Calculating expected value at American roulette. MAking 2 side bets at the same time.

If I understand the US roulette wheel correctly, there are 36 numbers and 2 zeros. The chance of winning your first twelve bet is 12/38. The chance of winning your red bet is 18/38. The chance of winning either of them is (12+18-6)/38. (There are 12 wins between 1 and 12, 18 red slots and 6 that are in both so you need to subtract out the double count.) The chance of winning both of them is 6/38.

Wrote engineer: "The chance of winning either of them is (12+18-6)/38."

This can't be right. Even if we only consider cases where one of the two bets (but not both) wins, thats 24/38 = 12/19, which is better than even odds of winning, thus giving a long term advantage to the better, not the house ,-- and in roulette! Winning only the Red bet would net $10; and winning the number bet only would also net about $10, assuming that the $10 was spread equally among 12 numbers and that winning a number bet pays 36 to 1.

The odds of winning a number bet are not 12/38 since half of those are red and we're concerned with an exclusively numeric win. The odds of that are 6/38. The odds of an exclusively Red win are 12/38 since there are 18 reds but six of them are number winners. So the total odds of winning either Red or a number but not both, are (6+12)/38 = 18/38 which is the same as the odds of winning Red by itself without making any number (or other) bets. It's also less than even odds, giving the House an advantage.
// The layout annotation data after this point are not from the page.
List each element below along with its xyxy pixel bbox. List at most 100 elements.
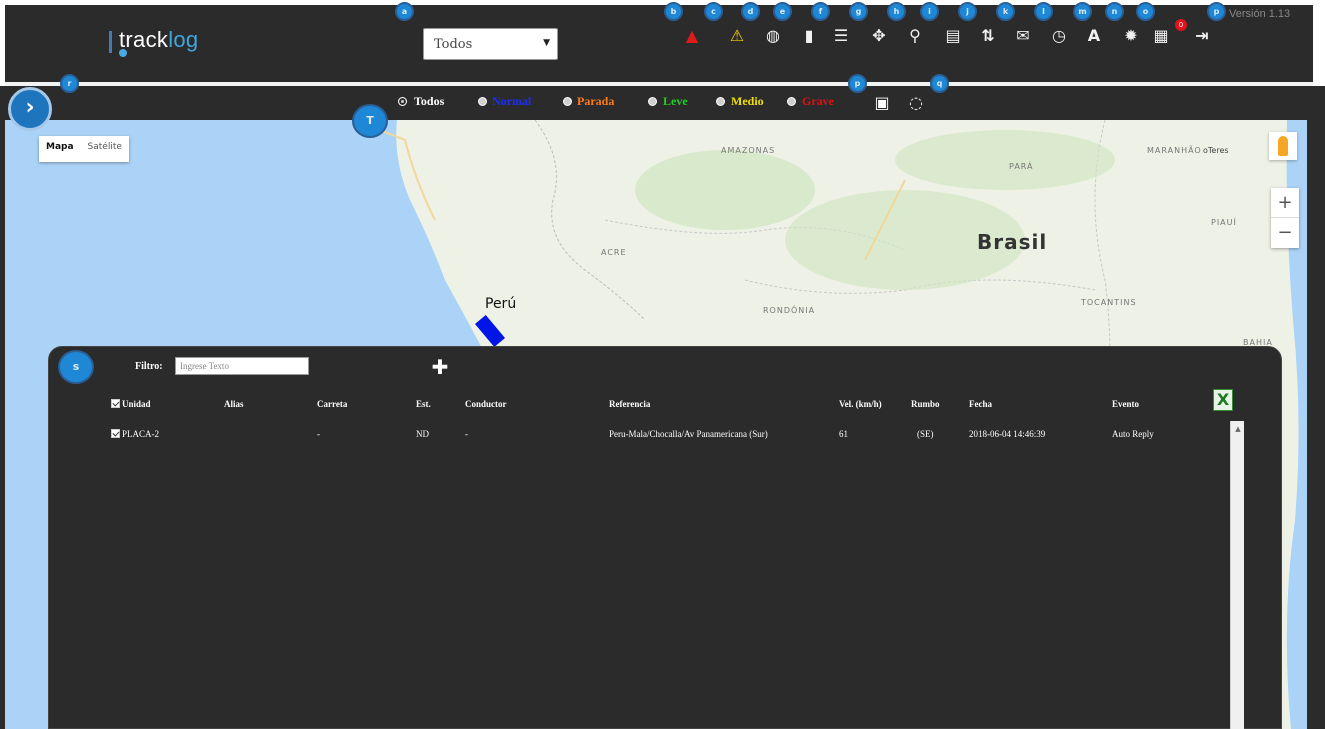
column-header-9[interactable]: Evento [1112,399,1139,409]
cell-text: (SE) [917,429,934,439]
map-label-piaui: PIAUÍ [1211,218,1237,227]
annotation-marker: c [704,2,723,21]
row-checkbox[interactable] [111,429,120,438]
column-header-2[interactable]: Carreta [317,399,347,409]
logo-suffix: log [168,27,199,52]
annotation-marker: a [395,2,414,21]
filter-radio-normal[interactable] [478,97,487,106]
column-header-5[interactable]: Referencia [609,399,650,409]
map-label-peru: Perú [485,296,517,312]
annotation-marker: d [741,2,760,21]
column-header-label: Fecha [969,399,992,409]
column-header-0[interactable]: Unidad [111,399,151,409]
annotation-marker: j [958,2,977,21]
street-view-icon[interactable] [1269,132,1297,160]
cell-text: Auto Reply [1112,429,1154,439]
grid-icon[interactable]: ▦ [1150,25,1172,45]
map-label-brasil: Brasil [977,230,1048,254]
scroll-up-icon[interactable]: ▲ [1231,423,1245,435]
forest-area [635,150,815,230]
column-header-label: Est. [416,399,431,409]
filter-radio-medio[interactable] [716,97,725,106]
column-header-1[interactable]: Alias [224,399,244,409]
unit-select-value: Todos [434,37,473,52]
version-label: Versión 1.13 [1229,8,1291,20]
annotation-marker: p [848,74,867,93]
app-window: tracklog Todos ▼ ▲ ⚠ ◍ ▮ ☰ ✥ ⚲ ▤ ⇅ ✉ ◷ A ✹ ▦ ⇥ 0 Versi… [0,0,1325,729]
zoom-out-button[interactable]: − [1271,218,1299,248]
annotation-marker: l [1034,2,1053,21]
alarm-bell-icon[interactable]: ▲ [681,25,703,45]
select-all-checkbox[interactable] [111,399,120,408]
gear-icon[interactable]: ✹ [1120,25,1142,45]
column-header-6[interactable]: Vel. (km/h) [839,399,882,409]
annotation-marker: e [773,2,792,21]
cell-conductor: - [465,429,468,439]
units-panel: Filtro: Ingrese Texto ✚ X Unidad Alias Car… [48,346,1282,729]
annotation-marker: T [352,104,388,138]
zoom-in-button[interactable]: + [1271,188,1299,218]
cell-carreta: - [317,429,320,439]
border-line [534,120,646,321]
file-list-icon[interactable]: ▤ [942,25,964,45]
column-header-7[interactable]: Rumbo [911,399,940,409]
chevron-down-icon: ▼ [543,38,550,48]
map-label-para: PARÁ [1009,162,1034,171]
cell-fecha: 2018-06-04 14:46:39 [969,429,1045,439]
annotation-marker: q [930,74,949,93]
cell-referencia: Peru-Mala/Chocalla/Av Panamericana (Sur) [609,429,768,439]
pin-icon[interactable]: ✚ [425,353,455,381]
column-header-3[interactable]: Est. [416,399,431,409]
column-header-label: Conductor [465,399,507,409]
annotation-marker: g [849,2,868,21]
route-icon[interactable]: ✥ [868,25,890,45]
filter-radio-grave[interactable] [787,97,796,106]
font-icon[interactable]: A [1083,25,1105,45]
list-report-icon[interactable]: ☰ [830,25,852,45]
cell-text: ND [416,429,429,439]
warning-icon[interactable]: ⚠ [726,25,748,45]
table-scrollbar[interactable]: ▲ [1230,421,1244,729]
map-label-rondonia: RONDÔNIA [763,306,816,315]
mail-icon[interactable]: ✉ [1012,25,1034,45]
bus-icon[interactable]: ▣ [871,92,893,114]
cell-text: Peru-Mala/Chocalla/Av Panamericana (Sur) [609,429,768,439]
cell-vel: 61 [839,429,848,439]
map-label-teresina: oTeres [1203,146,1229,155]
filter-label-normal: Normal [492,94,532,108]
map-label-tocantins: TOCANTINS [1081,298,1137,307]
sort-updown-icon[interactable]: ⇅ [977,25,999,45]
annotation-marker: n [1105,2,1124,21]
unit-select[interactable]: Todos ▼ [423,28,558,60]
globe-icon[interactable]: ◍ [762,25,784,45]
clock-icon[interactable]: ◷ [1048,25,1070,45]
annotation-marker: k [996,2,1015,21]
document-icon[interactable]: ▮ [798,25,820,45]
annotation-marker: m [1073,2,1092,21]
sidebar-toggle-button[interactable]: › [8,87,52,131]
cell-text: 2018-06-04 14:46:39 [969,429,1046,439]
map-border-right [1307,86,1325,729]
excel-export-icon[interactable]: X [1213,389,1233,411]
annotation-marker: s [58,350,94,384]
map-type-map[interactable]: Mapa [39,136,81,162]
map-label-amazonas: AMAZONAS [721,146,776,155]
filter-radio-leve[interactable] [648,97,657,106]
cell-unidad: PLACA-2 [111,429,159,439]
forest-area [895,130,1115,190]
filter-radio-todos[interactable] [398,97,407,106]
zoom-control: + − [1271,188,1299,248]
cell-evento: Auto Reply [1112,429,1154,439]
map-type-satellite[interactable]: Satélite [81,136,129,162]
filter-input[interactable]: Ingrese Texto [175,357,309,375]
column-header-label: Unidad [122,399,151,409]
lasso-select-icon[interactable]: ◌ [905,92,927,114]
logout-icon[interactable]: ⇥ [1191,25,1213,45]
filter-label-parada: Parada [577,94,615,108]
cell-est: ND [416,429,429,439]
filter-radio-parada[interactable] [563,97,572,106]
column-header-4[interactable]: Conductor [465,399,507,409]
location-pin-icon[interactable]: ⚲ [904,25,926,45]
column-header-8[interactable]: Fecha [969,399,992,409]
column-header-label: Referencia [609,399,651,409]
The expected value of the $10 bet on the first 12 is:

(12/38) x $20 win and (26/38) x $10 loss = +6.31 - 6.84 = -$0.53

The expected value of the $20 bet on red is:

(18/38) x $20 win and (20/38) x $20 loss = +9.47 - 10.53 = -$1.06

The losses of 5.3% in both instances arise because, more generally, the 2 zeroes out of 38 numbers generate losses of (2/38) ie. 5.3%.

Just using logic, all bets favor the house. Otherwise, they eouldn't be able to pay the workers and overhead.
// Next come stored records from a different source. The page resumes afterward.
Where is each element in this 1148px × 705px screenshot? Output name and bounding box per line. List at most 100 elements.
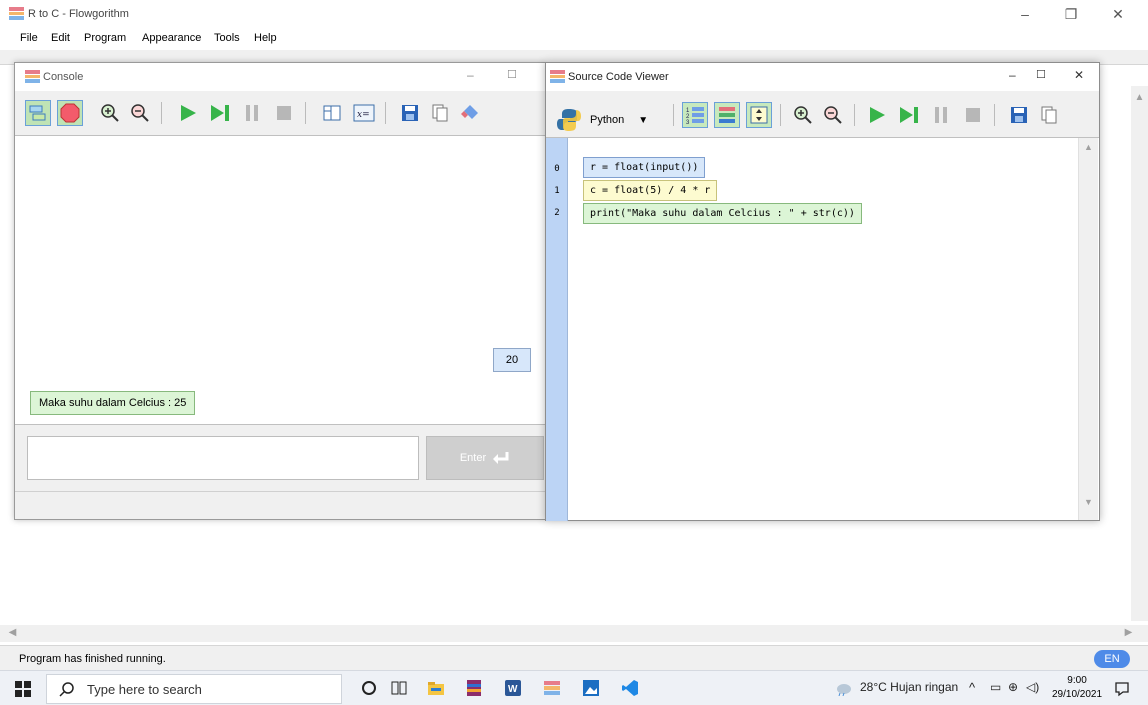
photos-icon[interactable] — [582, 679, 600, 697]
stop-button[interactable] — [271, 100, 297, 126]
console-input-field[interactable] — [27, 436, 419, 480]
viewer-copy-button[interactable] — [1036, 102, 1062, 128]
language-selected: Python — [590, 114, 625, 126]
fit-button[interactable] — [746, 102, 772, 128]
scroll-right-icon[interactable]: ▶ — [1120, 627, 1137, 638]
menu-file[interactable]: File — [16, 32, 42, 44]
battery-icon[interactable]: ▭ — [990, 680, 1001, 694]
clear-button[interactable] — [457, 100, 483, 126]
language-indicator[interactable]: EN — [1094, 650, 1130, 668]
code-line[interactable]: print("Maka suhu dalam Celcius : " + str… — [583, 203, 862, 224]
viewer-title: Source Code Viewer — [568, 71, 669, 83]
cortana-icon[interactable] — [360, 679, 378, 697]
python-logo-icon — [557, 109, 581, 131]
layout-button[interactable] — [319, 100, 345, 126]
viewer-pause-button[interactable] — [928, 102, 954, 128]
step-button[interactable] — [207, 100, 233, 126]
clock-date: 29/10/2021 — [1052, 689, 1103, 700]
variable-icon: x= — [353, 104, 375, 122]
canvas-horizontal-scrollbar[interactable]: ◀ ▶ — [0, 625, 1148, 642]
viewer-zoom-out-button[interactable] — [820, 102, 846, 128]
viewer-run-button[interactable] — [864, 102, 890, 128]
zoom-in-button[interactable] — [97, 100, 123, 126]
word-icon[interactable]: W — [504, 679, 522, 697]
pause-button[interactable] — [239, 100, 265, 126]
console-minimize-button[interactable]: – — [467, 68, 474, 82]
windows-start-icon[interactable] — [15, 681, 31, 697]
winrar-icon[interactable] — [465, 679, 483, 697]
copy-button[interactable] — [427, 100, 453, 126]
flowgorithm-taskbar-icon[interactable] — [543, 679, 561, 697]
network-icon[interactable]: ⊕ — [1008, 680, 1018, 694]
search-placeholder: Type here to search — [87, 681, 202, 697]
highlight-button[interactable] — [714, 102, 740, 128]
highlight-lines-icon — [719, 107, 735, 123]
enter-button[interactable]: Enter — [426, 436, 544, 480]
zoom-out-icon — [824, 106, 842, 124]
search-icon — [59, 682, 74, 697]
toolbar-separator — [994, 104, 995, 126]
console-titlebar: Console – ☐ — [15, 63, 545, 91]
viewer-maximize-button[interactable]: ☐ — [1036, 68, 1046, 81]
chevron-up-icon[interactable]: ^ — [969, 680, 975, 695]
flowgorithm-app: R to C - Flowgorithm – ❐ ✕ File Edit Pro… — [0, 0, 1148, 705]
save-icon — [1011, 107, 1027, 123]
viewer-step-button[interactable] — [896, 102, 922, 128]
menu-appearance[interactable]: Appearance — [138, 32, 205, 44]
weather-text[interactable]: 28°C Hujan ringan — [860, 680, 958, 694]
console-toolbar: x= — [15, 93, 545, 133]
layout-icon — [323, 105, 341, 121]
source-code-viewer-window: Source Code Viewer – ☐ ✕ Python ▼ 123 0 … — [545, 62, 1100, 521]
viewer-minimize-button[interactable]: – — [1009, 68, 1016, 82]
scroll-left-icon[interactable]: ◀ — [4, 627, 21, 638]
volume-icon[interactable]: ◁) — [1026, 680, 1039, 694]
code-line[interactable]: c = float(5) / 4 * r — [583, 180, 718, 201]
scroll-up-icon[interactable]: ▲ — [1131, 92, 1148, 103]
menu-bar: File Edit Program Appearance Tools Help — [0, 30, 1148, 50]
line-number: 0 — [554, 164, 560, 174]
run-button[interactable] — [175, 100, 201, 126]
scroll-down-icon[interactable]: ▼ — [1079, 497, 1098, 507]
menu-program[interactable]: Program — [80, 32, 130, 44]
line-numbers-button[interactable]: 123 — [682, 102, 708, 128]
viewer-save-button[interactable] — [1006, 102, 1032, 128]
language-dropdown[interactable]: Python ▼ — [556, 106, 648, 134]
step-icon — [900, 107, 918, 123]
output-mode-button[interactable] — [25, 100, 51, 126]
play-icon — [181, 105, 196, 121]
vscode-icon[interactable] — [621, 679, 639, 697]
taskbar-search-box[interactable]: Type here to search — [46, 674, 342, 704]
zoom-in-icon — [101, 104, 119, 122]
menu-edit[interactable]: Edit — [47, 32, 74, 44]
console-footer — [15, 491, 545, 519]
viewer-close-button[interactable]: ✕ — [1074, 68, 1084, 82]
zoom-out-button[interactable] — [127, 100, 153, 126]
scroll-up-icon[interactable]: ▲ — [1079, 142, 1098, 152]
flow-shapes-icon — [29, 105, 46, 121]
menu-help[interactable]: Help — [250, 32, 281, 44]
stop-output-button[interactable] — [57, 100, 83, 126]
weather-icon — [837, 684, 851, 696]
file-explorer-icon[interactable] — [427, 679, 445, 697]
viewer-vertical-scrollbar[interactable]: ▲ ▼ — [1078, 138, 1098, 520]
viewer-zoom-in-button[interactable] — [790, 102, 816, 128]
variable-watch-button[interactable]: x= — [351, 100, 377, 126]
close-button[interactable]: ✕ — [1103, 4, 1133, 24]
code-line[interactable]: r = float(input()) — [583, 157, 706, 178]
canvas-vertical-scrollbar[interactable]: ▲ — [1131, 86, 1148, 621]
play-icon — [870, 107, 885, 123]
notification-icon[interactable] — [1114, 681, 1130, 697]
status-bar: Program has finished running. EN — [0, 645, 1148, 670]
menu-tools[interactable]: Tools — [210, 32, 244, 44]
code-view: 0 1 2 r = float(input()) c = float(5) / … — [546, 137, 1099, 521]
task-view-icon[interactable] — [390, 679, 408, 697]
clock[interactable]: 9:00 29/10/2021 — [1052, 674, 1102, 702]
minimize-button[interactable]: – — [1010, 4, 1040, 24]
viewer-stop-button[interactable] — [960, 102, 986, 128]
maximize-button[interactable]: ❐ — [1056, 4, 1086, 24]
save-button[interactable] — [397, 100, 423, 126]
console-maximize-button[interactable]: ☐ — [507, 68, 517, 81]
chevron-down-icon: ▼ — [638, 114, 649, 126]
fit-height-icon — [750, 106, 768, 124]
enter-label: Enter — [459, 452, 487, 464]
Yeah, that's what clued me into examining the odds myself.

There are some games where the better can get an advantage over the house, e.g. blackjack where card-counting is used, which is why casinos don't like card counters, and also why they have introduced more decks more often.

That problem with card counting was identified many years ago. If one is lucky, they can win big on machines like one arm bandits. The odds are about the same as lotteries of winning big.

The advantage the house enjoys has nothing to do with whether or not the probability of winning is above or below 50%. The advantage is strictly due to the fact that they pay out based on 36 numbers when there are actually 37 or 38 numbers.